There are some people who might argue that I’ve greatly overstated the case, but there are even more people who will say I’ve greatly understated it. My only effort to offer some justification for my opinion is to point out that I’ve been involved with computers of all sizes since the mid-sixties. For three years, I was the consulting editor for The Journal of Accounting and EDP, which was primarily intended for the financial managers of corporations with large computer systems. I was in the software business for twelve years and I’m presently heavily involved in using the internet. . . .

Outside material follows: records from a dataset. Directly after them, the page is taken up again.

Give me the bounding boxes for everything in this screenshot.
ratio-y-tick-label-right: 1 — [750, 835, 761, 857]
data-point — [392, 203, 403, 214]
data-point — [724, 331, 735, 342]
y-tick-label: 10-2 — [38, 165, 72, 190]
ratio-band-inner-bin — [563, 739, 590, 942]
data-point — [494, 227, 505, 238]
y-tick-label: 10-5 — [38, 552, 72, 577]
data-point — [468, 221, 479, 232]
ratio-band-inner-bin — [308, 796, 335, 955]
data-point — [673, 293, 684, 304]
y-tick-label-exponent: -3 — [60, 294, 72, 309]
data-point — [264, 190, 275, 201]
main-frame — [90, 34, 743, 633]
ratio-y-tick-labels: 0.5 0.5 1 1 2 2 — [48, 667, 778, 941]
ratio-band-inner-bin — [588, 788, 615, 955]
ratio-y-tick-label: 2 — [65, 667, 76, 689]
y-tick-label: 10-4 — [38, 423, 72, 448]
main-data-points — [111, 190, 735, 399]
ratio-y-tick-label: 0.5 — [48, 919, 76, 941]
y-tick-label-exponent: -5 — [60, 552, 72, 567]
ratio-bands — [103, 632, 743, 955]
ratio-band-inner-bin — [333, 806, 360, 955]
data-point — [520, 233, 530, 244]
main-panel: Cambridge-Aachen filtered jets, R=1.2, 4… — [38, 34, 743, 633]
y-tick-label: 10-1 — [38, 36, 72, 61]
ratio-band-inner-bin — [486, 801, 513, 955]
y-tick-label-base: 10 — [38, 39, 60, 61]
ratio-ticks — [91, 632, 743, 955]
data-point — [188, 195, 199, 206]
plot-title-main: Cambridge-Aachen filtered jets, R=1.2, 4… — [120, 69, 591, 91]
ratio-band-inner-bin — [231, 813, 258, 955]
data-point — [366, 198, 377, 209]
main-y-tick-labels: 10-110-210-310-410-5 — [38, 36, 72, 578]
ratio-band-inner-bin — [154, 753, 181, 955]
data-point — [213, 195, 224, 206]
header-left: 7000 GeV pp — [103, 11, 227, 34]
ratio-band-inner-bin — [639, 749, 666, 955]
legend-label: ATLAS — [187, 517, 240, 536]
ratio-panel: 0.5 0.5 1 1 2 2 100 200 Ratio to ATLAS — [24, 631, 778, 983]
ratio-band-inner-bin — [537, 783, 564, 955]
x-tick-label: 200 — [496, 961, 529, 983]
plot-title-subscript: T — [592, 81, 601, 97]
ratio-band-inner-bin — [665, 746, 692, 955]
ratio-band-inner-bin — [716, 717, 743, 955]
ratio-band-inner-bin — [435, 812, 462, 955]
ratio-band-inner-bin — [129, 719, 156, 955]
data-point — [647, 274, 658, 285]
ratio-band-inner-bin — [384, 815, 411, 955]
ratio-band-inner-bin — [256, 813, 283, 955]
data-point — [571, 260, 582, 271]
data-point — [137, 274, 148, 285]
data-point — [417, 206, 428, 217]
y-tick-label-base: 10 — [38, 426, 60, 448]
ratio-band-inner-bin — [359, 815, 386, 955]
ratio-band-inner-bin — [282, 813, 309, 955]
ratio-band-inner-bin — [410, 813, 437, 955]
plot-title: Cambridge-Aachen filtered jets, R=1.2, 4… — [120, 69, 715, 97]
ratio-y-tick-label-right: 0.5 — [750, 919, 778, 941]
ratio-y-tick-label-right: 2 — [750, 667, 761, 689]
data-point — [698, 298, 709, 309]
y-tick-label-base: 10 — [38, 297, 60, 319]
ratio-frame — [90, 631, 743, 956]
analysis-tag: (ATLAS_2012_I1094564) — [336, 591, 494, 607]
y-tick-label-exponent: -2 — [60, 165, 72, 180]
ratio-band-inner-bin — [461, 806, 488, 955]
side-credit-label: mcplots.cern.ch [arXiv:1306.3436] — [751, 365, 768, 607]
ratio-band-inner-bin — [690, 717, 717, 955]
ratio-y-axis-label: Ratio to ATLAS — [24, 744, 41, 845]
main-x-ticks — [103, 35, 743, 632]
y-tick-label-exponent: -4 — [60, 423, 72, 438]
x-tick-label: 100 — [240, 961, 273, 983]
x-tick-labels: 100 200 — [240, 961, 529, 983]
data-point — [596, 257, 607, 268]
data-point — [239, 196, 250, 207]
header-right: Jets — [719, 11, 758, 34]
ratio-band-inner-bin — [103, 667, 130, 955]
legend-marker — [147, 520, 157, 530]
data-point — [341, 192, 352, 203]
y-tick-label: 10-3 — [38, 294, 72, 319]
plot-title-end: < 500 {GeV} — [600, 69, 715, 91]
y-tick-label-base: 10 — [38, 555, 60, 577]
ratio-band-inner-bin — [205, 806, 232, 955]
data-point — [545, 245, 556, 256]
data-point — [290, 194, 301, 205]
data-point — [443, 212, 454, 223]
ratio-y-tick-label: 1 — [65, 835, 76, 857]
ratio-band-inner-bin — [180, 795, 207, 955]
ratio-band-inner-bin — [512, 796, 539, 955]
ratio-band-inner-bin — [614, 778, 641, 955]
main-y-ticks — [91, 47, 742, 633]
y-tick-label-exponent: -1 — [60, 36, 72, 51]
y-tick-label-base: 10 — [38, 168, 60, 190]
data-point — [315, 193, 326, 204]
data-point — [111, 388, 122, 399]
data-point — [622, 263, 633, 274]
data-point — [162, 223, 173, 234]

I’ve heard that the Social Security computer systems and programs are newer and that they have been working on the Y2K problem longer than the IRS, with fewer failures. But how will the SSA pay the benefits if the IRS can’t collect the taxes? And most of the information in the SSA systems come from the IRS.
What do you think will happen then? I can only speculate, but the range of choices is from the extreme of a financial Armageddon to a few years of enormous confusion and constant problems between taxpayers and tax collectors. Good will and voluntary compliance with a fair and sane tax system isn’t going to be an option, as far as I can tell. How will the government react to widespread evasion, an explosive growth in the underground economy and increased expatriation? Will the government resort to more use of forfeitures to get the resources to pay it’s bills? Will they use forfeiture laws to take over the ownership of private industries in the hopes that they can glean some extra cash from direct ownership? Or - will the problem precipitate a real depression as some of the more bearish prognosticators are claiming?
It seems to me that if they get really desperate, they could just scrap the current income tax system and replace it with a very simple national sales tax - at least until the problems get solved. But I also believe that will be a last resort and won’t be done before it’s much too late.